Il ne s’agit pas d’un pic temporaire. Si les signaux de données eux-mêmes sont compromis, il y aura une taxe permanente sur tout ce qui se passe en aval, des frais d’affrètement à la valeur des propriétés et aux assurances. Smart Money associe l’AIS à l’analyse satellite et comportementale pour trouver la vérité. Les autres volent sur des instruments, ignorant que les instruments mentent.
Les implications les plus importantes pour le gouvernement se font attendre. Les données maritimes ne sont plus commerciales ; c’est une infrastructure essentielle. Alors qu’un cinquième du pétrole mondial passe par des angles morts numériques, nous devons sensibiliser, financer et défendre en conséquence.
Trois équipes sont nécessaires.
1. Abandonner l’AIS en tant que « vérité terrain » : Arrêtez de traiter les outils de déconfliction des années 1990 comme du renseignement de guerre. La validation croisée avec les satellites, les radars et les modèles comportementaux devrait être une base de référence et non un complément premium.
2. Validation des équipes en amont : les ports ne devraient avoir aucune charge de détection de la fraude. Les registres de pavillon et les compagnies d’assurance doivent supporter les coûts de légitimité. Si un État du pavillon ne peut pas suivre sa propre flotte, il ne devrait pas être un État du pavillon.
3. Considérez l’usurpation d’identité comme une cyberattaque : les identifiants « zombies » sont de faux identifiants. Les signaux GPS usurpés vous exposent à un danger inconsidéré. Nous disposons d’un cadre pour l’intrusion numérique. L’eau salée ne devrait pas être une échappatoire.

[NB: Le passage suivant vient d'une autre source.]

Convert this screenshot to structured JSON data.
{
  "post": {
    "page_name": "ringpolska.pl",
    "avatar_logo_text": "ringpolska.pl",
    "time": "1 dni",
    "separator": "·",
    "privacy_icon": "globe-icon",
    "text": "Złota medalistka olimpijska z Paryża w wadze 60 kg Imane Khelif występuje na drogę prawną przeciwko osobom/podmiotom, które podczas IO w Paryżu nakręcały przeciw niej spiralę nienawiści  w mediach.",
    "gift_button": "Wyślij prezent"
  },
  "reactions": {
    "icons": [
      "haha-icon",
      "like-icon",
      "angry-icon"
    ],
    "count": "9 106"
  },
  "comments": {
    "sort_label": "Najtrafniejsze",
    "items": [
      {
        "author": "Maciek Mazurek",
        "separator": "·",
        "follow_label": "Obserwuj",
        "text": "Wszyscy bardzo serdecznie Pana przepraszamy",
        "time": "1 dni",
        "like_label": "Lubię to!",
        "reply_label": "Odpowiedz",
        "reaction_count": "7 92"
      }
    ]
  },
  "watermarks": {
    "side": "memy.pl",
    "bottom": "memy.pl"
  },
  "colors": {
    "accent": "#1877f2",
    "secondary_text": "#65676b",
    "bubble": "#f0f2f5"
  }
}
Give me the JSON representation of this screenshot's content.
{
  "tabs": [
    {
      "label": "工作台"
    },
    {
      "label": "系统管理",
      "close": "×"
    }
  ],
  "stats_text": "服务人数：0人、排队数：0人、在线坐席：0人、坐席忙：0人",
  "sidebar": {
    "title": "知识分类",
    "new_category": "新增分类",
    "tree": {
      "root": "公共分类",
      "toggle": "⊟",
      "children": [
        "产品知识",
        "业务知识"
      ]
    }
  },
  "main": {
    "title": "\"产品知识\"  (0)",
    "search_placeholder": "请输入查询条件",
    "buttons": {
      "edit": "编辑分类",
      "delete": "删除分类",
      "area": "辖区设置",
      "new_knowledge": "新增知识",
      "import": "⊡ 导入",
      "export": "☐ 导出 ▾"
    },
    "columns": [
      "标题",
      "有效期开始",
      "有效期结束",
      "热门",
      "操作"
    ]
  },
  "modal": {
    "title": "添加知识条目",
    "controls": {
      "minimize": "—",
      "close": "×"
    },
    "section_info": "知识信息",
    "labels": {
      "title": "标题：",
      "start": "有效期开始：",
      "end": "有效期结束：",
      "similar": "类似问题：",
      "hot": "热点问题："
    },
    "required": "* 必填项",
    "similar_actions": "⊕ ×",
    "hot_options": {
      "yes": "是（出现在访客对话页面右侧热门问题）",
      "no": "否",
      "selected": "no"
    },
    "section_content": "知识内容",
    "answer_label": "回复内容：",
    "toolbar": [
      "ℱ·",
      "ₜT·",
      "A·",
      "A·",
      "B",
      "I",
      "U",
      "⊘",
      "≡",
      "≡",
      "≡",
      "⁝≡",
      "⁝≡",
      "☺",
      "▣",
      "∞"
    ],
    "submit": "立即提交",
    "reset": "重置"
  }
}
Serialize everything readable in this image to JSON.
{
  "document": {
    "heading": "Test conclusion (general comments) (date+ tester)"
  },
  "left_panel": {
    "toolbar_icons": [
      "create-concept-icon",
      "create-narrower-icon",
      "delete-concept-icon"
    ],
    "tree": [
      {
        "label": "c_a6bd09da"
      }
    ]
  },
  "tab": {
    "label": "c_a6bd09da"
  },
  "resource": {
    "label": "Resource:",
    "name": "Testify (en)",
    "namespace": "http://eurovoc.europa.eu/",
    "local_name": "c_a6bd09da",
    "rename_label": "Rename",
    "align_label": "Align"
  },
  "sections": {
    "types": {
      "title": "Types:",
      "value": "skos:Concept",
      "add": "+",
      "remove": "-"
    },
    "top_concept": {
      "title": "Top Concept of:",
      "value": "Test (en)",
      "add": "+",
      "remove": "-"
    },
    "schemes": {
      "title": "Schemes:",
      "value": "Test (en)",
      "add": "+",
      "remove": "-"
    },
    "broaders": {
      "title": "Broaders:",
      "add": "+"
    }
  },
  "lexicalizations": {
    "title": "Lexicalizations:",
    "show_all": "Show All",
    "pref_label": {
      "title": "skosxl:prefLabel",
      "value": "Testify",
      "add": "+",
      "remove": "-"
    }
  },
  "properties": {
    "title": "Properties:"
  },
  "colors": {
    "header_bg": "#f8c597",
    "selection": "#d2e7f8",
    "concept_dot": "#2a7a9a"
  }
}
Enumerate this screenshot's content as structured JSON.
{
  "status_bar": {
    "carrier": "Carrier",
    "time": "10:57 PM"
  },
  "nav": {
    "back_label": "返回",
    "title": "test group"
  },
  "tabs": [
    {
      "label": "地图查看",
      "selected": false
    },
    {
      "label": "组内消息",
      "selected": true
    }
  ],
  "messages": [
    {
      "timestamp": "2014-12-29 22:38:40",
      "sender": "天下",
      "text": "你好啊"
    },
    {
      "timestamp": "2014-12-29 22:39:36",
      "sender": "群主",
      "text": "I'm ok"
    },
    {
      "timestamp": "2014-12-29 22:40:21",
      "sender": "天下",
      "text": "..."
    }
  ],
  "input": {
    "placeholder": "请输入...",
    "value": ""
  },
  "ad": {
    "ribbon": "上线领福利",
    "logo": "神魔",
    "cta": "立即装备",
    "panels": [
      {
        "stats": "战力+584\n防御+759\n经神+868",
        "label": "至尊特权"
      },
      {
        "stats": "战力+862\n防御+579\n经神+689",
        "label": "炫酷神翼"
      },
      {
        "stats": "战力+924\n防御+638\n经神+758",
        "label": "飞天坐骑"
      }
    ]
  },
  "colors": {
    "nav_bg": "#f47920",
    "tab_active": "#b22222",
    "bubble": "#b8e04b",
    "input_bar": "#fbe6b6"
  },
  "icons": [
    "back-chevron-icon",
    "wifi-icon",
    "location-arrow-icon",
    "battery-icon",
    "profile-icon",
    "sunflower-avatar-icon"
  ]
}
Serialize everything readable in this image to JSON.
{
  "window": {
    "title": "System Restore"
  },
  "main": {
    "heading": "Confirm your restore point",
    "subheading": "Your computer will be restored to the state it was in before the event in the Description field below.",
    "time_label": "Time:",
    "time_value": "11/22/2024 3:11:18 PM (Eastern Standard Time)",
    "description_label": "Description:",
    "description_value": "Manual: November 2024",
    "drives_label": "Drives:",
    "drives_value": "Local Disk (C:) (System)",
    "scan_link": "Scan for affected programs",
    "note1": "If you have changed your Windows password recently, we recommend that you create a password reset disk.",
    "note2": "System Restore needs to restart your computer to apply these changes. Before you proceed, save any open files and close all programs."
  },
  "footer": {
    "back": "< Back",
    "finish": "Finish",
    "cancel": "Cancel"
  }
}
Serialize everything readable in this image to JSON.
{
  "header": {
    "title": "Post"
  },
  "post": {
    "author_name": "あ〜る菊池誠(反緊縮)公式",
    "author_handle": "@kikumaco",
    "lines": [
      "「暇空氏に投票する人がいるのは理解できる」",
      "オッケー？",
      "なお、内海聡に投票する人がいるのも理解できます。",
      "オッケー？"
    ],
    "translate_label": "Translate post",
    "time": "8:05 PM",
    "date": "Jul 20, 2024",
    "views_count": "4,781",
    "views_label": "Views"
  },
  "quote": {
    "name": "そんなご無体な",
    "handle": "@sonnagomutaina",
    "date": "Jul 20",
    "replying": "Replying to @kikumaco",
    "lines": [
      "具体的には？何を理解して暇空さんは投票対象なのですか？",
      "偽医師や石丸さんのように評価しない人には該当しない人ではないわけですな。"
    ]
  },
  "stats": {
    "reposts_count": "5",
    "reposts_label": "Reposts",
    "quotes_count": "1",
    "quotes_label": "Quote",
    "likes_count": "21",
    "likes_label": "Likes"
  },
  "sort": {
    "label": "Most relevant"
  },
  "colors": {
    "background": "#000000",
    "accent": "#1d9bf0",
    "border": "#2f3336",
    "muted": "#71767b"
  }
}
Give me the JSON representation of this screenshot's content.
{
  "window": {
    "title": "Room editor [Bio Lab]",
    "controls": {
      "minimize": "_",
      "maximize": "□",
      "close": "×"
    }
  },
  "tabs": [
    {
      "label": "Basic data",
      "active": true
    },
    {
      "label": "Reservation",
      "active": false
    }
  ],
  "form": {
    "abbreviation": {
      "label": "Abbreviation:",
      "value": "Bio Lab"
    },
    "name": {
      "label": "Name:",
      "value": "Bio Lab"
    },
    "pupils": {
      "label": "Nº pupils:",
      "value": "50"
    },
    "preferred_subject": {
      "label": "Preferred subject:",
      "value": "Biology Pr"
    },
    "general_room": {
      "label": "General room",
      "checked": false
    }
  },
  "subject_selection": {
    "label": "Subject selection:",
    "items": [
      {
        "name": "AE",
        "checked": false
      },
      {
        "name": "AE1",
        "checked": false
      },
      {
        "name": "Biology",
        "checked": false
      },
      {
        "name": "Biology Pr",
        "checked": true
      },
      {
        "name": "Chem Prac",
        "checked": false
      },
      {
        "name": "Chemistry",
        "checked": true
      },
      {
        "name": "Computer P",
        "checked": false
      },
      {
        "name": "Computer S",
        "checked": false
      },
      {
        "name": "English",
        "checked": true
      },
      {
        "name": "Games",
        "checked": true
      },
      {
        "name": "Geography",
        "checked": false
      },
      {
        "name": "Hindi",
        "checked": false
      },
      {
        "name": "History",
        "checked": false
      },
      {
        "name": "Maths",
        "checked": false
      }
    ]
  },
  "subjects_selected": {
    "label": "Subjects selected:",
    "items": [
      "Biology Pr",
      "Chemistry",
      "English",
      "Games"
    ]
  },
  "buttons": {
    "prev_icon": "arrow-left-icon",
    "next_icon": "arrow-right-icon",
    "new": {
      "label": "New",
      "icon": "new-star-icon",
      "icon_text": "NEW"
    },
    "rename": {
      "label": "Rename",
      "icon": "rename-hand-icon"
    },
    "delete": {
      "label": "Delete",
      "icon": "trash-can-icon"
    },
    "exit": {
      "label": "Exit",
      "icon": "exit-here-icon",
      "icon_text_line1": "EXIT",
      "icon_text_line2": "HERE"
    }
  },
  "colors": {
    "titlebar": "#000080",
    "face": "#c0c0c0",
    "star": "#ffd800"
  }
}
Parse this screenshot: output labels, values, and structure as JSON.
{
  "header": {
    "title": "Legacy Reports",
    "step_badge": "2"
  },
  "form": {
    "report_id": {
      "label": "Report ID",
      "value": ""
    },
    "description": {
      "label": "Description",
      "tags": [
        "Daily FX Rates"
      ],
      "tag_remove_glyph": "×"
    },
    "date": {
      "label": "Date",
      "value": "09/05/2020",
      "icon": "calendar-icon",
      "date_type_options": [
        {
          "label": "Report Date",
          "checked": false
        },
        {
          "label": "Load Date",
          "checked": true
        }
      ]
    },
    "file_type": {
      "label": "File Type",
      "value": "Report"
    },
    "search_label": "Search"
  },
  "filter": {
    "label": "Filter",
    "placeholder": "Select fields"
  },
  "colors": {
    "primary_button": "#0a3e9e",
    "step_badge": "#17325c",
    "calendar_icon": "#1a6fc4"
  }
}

Aujourd’hui, le navire le plus important d’Ormuz est celui que personne ne peut voir. En attendant que cela change, tous les modèles de risque pour la voie navigable la plus importante du monde – les primes des assureurs à Londres, les couvertures des raffineurs à Tokyo, les sanctions des départements du Trésor – reposent sur des données qui ont discrètement cessé de dire la vérité.
Les missiles font la une des journaux. Les transpondeurs silencieux représentent le danger.